Além da Rainha Má e de quem colabora com ela, o garoto é o único que sabe da realidade daqueles pobres seres fantásticos aprisionados neste mundo, apoiado em algo que poderia ser chamado de fé num livro de histórias — o inglês “story book” assemelha-se ao som do nome da cidade, Storybrooke. Sua determinação em salvá-los usando histórias infantis é obviamente vista como coisa de criança; até que os eventos comecem a fazer sentido entre si.

Em quase toda a primeira temporada, cada personagem tem sua história contada em paralelos entre o mundo fantástico e o real. E é aí que está a parte mais bacana em curtir a série pelo ponto de vista católico.

Valores cristãos em toda a parte

 Não é segredo para ninguém que contos de fadas passam mensagens profundamente cristãs em roupagens do folclore europeu e do código de cavalaria, mesmo sem pronunciarem uma palavra de cristianismo. Todos falam de vícios e valores, tentações e temperança, mentira e sinceridade, valentia e covardia, responsabilidade e o valor das coisas, pessoas e atitudes. Falam sobre a recompensa de virtudes como trabalho, persistência, paciência e fé, e o custo pesado de vícios como preguiça, avareza, ganância e ira. Em muitas dessas histórias há a tentação de um caminho fácil, como invocar magia para segurar um amor ou esquecê-lo, e transformar palha em ouro com uma roca de fiar. Quem cede à tentação geralmente se dá mal, mas sempre há esperança quando se cultiva a força mais imponente de todas: o amor.

 

Junte todos esses elementos: uma humanidade presa no mundo material, como num exílio, vulnerável ao mal; a simples fé de que o mal será derrotado; exaltação das virtudes e o preço a ser pago pelos vícios; as virtudes cardeais da fé, da esperança e da caridade… precisa de mais elementos católicos?
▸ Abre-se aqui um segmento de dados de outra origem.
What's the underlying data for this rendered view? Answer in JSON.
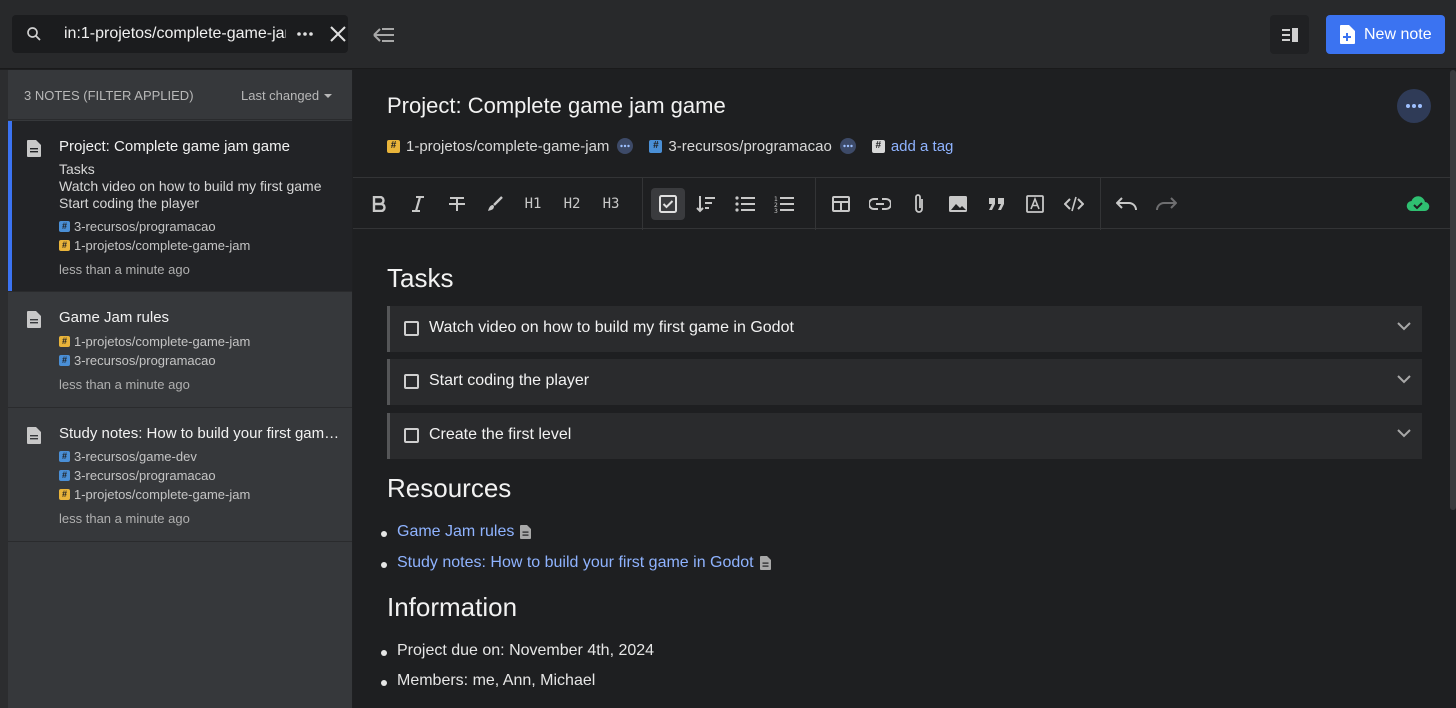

Além disso, Once Upon a Time conseguiu trazer os contos de fadas para um cenário mais próximo da realidade, pois somos de uma época em que uma loja de penhores ou um jornalista inescrupuloso são conceitos mais familiares do que uma roca de fiar.

 

 

Barganhas, o caminho mais fácil, a justiça: fraquezas

É preciso dar destaque para Rumpelstiltskin, ou Sr. Gold em nosso mundo. No conto original, é o duende que transforma palha em ouro para a filha do moleiro se casar com um príncipe, em troca do primeiro filho do casal. Quando o bebê nasce, a filha do moleiro tenta em vão quebrar o acordo, e só consegue se livrar dele descobrindo por acaso o nome-trava-língua do duende. A série de TV fez de Rumpelstiltskin um personagem muito interessante: não é necessariamente mal ou bom, mas um espertalhão que vive de fechar acordos desfavoráveis a pessoas incautas ou desesperadas. Há muitas lições aí: não há soluções fáceis, é preciso cuidado com os espertinhos, e as pessoas, especialmente os familiares, valem muito mais do que se pensa.
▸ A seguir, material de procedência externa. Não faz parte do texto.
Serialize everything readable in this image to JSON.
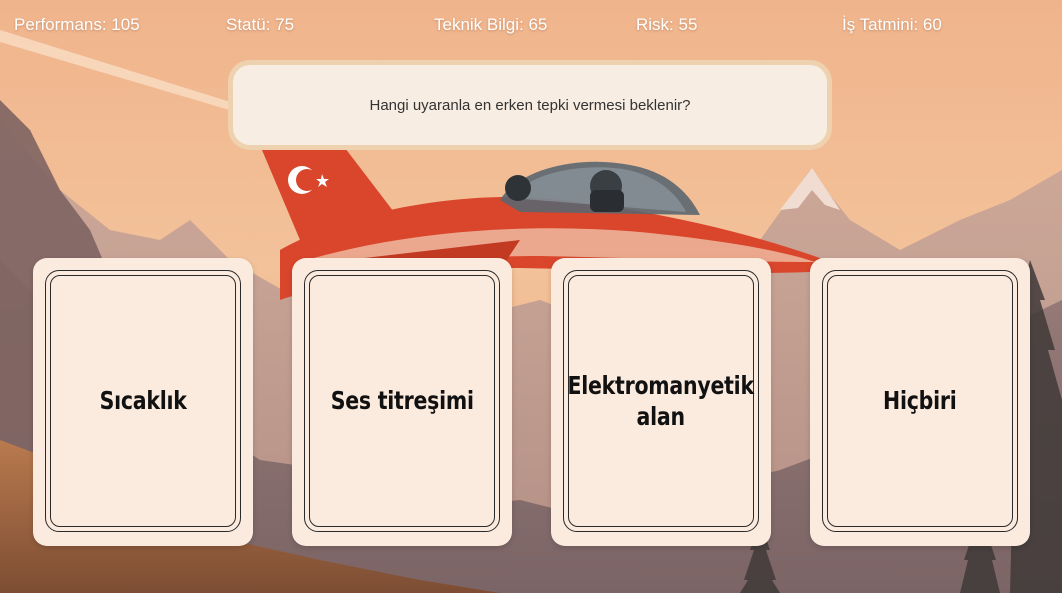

A Rainha Má Regina obviamente é outro pivô, com algo a acrescentar na perspectiva católica. É muito interessante notar que toda sua maldade veio de um evidente senso de justiça, torto como uma árvore do cerrado, mas ainda assim senso de justiça. Regina sente que Branca de Neve arruinara sua vida, e quem vê os últimos episódios da temporada pode dar alguma razão a ela. Isso traz outra lição: será que temos condição de avaliar o qual é a justiça e reinvidicá-la? Podemos julgar quem é a vítima, qual é o prejuízo e qual deve ser a reparação? Há um momento que devemos aprender a perdoar?

Há uma lição, contudo, que resume a história: tudo tem um preço, especialmente a magia.